Well, I have some programs to reinstall. I’ll let you know if there are any problems in the end. Also, I finally understand why the upgrade kept hanging before. Because of the conflicts between Freshrpms and Livna, it was unable to resolve the dependencies. Back if there’s anything worth reporting later.

Fedora 8 upgrade on Mario

Mario is my main Linux box. I had to uninstall x264 this comes from the fact that I mixed livna and freshrpms. I never intended to do so, but I started with freshrpms back in the day, but nowadays I use livna for my graphics card. That plus freshrpms relative lack of updates compared to livna means that it’s slowly sliding off my computer. The only bad thing is that livna does not carry binaries for Cinelerra. I’ll have to investigate what I should do there. So far, for dependency errors I’ve had to remove:


Most of these I plan to reinstall afterwards. Further reporting if there are most steps that need to be taken and/or when I get to a Fedora 8 desktop.

Upgrading Fedora with Yum

I followed the procedure at http://fedoraproject.org/wiki/YumUpgradeFaq so the point of this is just to go over my experience with these steps.

  1. Review and remove all .rpmsave and .rpmnew files before and after upgrading
    I basically did a locate, found them and deleted them.
  2. for a in $(find /etc /var -name ‘*.rpm?*’); do b=${a%.rpm?*}; diff -u $a $b; done
    I did this, but I didn’t really know what to do with the results. It appears not to have mattered in this case
  3. yum clean all
  4. rpm -Uvh http://mirror.anl.gov/pub/fedora/linux/releases/8/Everything/i386/os/Packages/fedora-release-8-3.noarch.rpm http://mirror.anl.gov/pub/fedora/linux/releases/8/Everything/i386/os/Packages/fedora-release-notes-8.0.0-3.noarch.rpm
  5. v /etc/yum.repos.d/fedora-updates.repo.rpmnew /etc/yum.repos.d/fedora-updates.repo
    mv /etc/yum.repos.d/fedora.repo.rpmnew /etc/yum.repos.d/fedora.repo
    I tried this, but it appeared to be irrelevant as the .rpmnew file was not created. Got an error about the file not existing.
  6. ctrl + alt + F1
  7. telinit 3
  8. yum update rpm\* yum\
  9. yum upgrade
    This is the part that takes the longest, but I think it took just a few hours max.
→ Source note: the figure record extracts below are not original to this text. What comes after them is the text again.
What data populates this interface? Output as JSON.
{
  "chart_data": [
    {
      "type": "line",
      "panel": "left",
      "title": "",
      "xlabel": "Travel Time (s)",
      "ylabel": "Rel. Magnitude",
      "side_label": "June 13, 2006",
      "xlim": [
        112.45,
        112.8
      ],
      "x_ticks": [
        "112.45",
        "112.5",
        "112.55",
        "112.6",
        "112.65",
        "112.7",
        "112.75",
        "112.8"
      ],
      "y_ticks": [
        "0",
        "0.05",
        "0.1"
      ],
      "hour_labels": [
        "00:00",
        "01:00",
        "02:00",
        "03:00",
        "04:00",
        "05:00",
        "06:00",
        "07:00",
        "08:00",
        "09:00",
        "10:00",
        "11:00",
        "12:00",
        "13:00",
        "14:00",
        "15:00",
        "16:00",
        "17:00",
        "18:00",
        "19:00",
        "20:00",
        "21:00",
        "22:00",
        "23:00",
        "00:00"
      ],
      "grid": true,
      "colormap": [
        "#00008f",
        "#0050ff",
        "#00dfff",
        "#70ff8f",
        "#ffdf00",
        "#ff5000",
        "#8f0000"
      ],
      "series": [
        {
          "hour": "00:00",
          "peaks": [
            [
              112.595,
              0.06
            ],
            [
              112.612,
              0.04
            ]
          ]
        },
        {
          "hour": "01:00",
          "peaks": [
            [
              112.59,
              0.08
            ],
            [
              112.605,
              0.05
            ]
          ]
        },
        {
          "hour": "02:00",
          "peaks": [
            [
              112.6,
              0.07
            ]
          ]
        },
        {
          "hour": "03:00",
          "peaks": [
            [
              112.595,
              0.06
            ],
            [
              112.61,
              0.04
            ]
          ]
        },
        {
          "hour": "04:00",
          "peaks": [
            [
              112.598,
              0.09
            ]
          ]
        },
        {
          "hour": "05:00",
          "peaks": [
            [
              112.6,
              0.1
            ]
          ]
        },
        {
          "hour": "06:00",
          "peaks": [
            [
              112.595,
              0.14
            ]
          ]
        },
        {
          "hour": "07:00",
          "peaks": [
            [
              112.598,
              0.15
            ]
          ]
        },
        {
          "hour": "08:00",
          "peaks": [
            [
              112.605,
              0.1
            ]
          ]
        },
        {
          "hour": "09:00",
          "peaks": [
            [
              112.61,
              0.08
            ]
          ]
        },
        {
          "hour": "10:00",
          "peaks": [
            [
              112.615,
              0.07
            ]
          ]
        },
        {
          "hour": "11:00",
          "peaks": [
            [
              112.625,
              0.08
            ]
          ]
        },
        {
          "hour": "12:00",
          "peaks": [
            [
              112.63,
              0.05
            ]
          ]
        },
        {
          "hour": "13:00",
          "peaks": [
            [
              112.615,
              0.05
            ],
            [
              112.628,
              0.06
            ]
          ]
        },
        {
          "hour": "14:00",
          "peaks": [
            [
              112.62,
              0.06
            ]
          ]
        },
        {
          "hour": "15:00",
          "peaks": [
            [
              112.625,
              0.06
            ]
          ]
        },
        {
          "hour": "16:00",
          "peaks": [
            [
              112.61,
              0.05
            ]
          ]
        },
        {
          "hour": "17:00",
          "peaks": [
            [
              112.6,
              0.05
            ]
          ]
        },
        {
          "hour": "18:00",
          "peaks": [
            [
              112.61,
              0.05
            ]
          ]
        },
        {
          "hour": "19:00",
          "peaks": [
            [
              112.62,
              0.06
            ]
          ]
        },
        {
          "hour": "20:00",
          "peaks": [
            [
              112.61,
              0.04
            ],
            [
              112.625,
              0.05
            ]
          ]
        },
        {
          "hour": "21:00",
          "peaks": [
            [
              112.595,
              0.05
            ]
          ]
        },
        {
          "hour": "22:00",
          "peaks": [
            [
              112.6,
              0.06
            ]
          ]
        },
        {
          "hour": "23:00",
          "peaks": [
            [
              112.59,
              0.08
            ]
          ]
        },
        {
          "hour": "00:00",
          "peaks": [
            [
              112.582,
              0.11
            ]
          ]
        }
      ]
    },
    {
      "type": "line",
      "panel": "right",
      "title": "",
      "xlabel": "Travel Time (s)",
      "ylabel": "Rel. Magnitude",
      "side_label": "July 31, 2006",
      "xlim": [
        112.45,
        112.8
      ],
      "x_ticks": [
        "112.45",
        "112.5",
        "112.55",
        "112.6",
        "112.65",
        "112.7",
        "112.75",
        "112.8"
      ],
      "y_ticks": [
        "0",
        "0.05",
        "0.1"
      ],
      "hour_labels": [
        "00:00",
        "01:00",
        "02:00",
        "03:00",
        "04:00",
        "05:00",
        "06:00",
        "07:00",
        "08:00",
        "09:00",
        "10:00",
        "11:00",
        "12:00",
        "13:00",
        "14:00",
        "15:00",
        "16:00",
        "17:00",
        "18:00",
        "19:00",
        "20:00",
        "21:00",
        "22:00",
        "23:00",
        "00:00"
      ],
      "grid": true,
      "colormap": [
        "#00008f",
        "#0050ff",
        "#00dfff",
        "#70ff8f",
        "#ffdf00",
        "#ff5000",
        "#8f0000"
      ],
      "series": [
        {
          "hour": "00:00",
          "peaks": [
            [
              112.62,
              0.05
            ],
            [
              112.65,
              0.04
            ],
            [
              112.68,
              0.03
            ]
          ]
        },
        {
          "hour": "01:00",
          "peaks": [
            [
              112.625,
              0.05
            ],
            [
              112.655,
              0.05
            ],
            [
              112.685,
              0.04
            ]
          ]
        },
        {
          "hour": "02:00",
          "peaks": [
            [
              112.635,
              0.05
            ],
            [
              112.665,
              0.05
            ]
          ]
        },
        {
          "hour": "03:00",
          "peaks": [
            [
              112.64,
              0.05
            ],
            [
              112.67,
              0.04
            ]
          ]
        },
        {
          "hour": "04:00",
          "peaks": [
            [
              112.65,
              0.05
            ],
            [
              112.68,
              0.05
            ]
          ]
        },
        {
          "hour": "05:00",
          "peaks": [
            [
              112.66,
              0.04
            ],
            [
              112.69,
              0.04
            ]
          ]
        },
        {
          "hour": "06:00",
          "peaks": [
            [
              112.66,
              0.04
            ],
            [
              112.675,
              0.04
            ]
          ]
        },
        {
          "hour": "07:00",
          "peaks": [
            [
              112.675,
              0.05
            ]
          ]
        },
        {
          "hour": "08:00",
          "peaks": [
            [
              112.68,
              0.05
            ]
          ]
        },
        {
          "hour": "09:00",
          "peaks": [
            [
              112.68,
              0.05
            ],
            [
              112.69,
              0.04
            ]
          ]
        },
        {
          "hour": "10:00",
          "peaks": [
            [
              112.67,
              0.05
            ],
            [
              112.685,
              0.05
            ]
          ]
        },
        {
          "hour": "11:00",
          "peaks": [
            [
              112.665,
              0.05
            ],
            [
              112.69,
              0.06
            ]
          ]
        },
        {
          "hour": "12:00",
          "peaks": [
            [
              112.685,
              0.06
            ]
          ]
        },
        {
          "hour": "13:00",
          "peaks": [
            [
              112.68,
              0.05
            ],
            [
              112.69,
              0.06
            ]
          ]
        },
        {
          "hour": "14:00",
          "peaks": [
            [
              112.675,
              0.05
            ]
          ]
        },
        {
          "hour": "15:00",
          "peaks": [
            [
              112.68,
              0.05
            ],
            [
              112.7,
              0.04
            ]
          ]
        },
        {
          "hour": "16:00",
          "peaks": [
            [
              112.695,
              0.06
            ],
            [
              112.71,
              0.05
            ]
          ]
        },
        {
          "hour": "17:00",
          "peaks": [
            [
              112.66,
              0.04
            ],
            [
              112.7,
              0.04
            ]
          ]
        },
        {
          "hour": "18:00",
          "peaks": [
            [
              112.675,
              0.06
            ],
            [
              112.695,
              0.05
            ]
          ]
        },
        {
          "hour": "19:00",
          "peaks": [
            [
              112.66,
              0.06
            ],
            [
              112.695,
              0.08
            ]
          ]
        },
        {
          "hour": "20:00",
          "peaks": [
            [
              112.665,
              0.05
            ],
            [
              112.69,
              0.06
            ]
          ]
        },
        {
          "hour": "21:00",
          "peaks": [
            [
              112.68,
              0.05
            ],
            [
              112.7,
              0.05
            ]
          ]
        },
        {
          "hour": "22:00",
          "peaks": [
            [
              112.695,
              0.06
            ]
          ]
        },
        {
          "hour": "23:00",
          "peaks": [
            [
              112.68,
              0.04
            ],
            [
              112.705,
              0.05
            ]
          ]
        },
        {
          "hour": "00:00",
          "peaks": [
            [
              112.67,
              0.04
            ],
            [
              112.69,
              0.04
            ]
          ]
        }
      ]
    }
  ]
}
The dependencies were resolved within about a half hour and the rest of the time was downloading and installing
  10. yum install yum-utils; package-cleanup –orphans
    I did this, but they were mostly packages I didn’t care about too much – mostly some emulators.
  11. yum groupupdate Base
    In my case, this only updated/installed one or two packages
  12. I then realized I had not had freshrpms enabled so I enabled it and yum update , but some of them failed; due to conflicts with livna, I presume.

  13. yum groupinstall sound-and-video (if you are using Gnome)
  14. rpm -e –noscripts avahi-0.6.17-1.fc7

And then I was updated and everything I’ve used so far on there appears to be working correctly.

Fedora 8 yum upgrade success

Well, at least it worked pretty well on my future PVR. I will give a more detailed explanation/directions of my experience for others who may be wondering if this is really as scary as it sounds since it’s “unsupported”. However, my main Linux computer is much, much more complex in the number of packages installed. I’ll probably be waiting until after the Thanksgiving Holidays to tackle that one to make sure that I have the needed time to fix things if they go wrong. At least I’m happy at the prospect and I plan on letting the Fedora Live Upgrade SIG know about this so they can make it officially supported.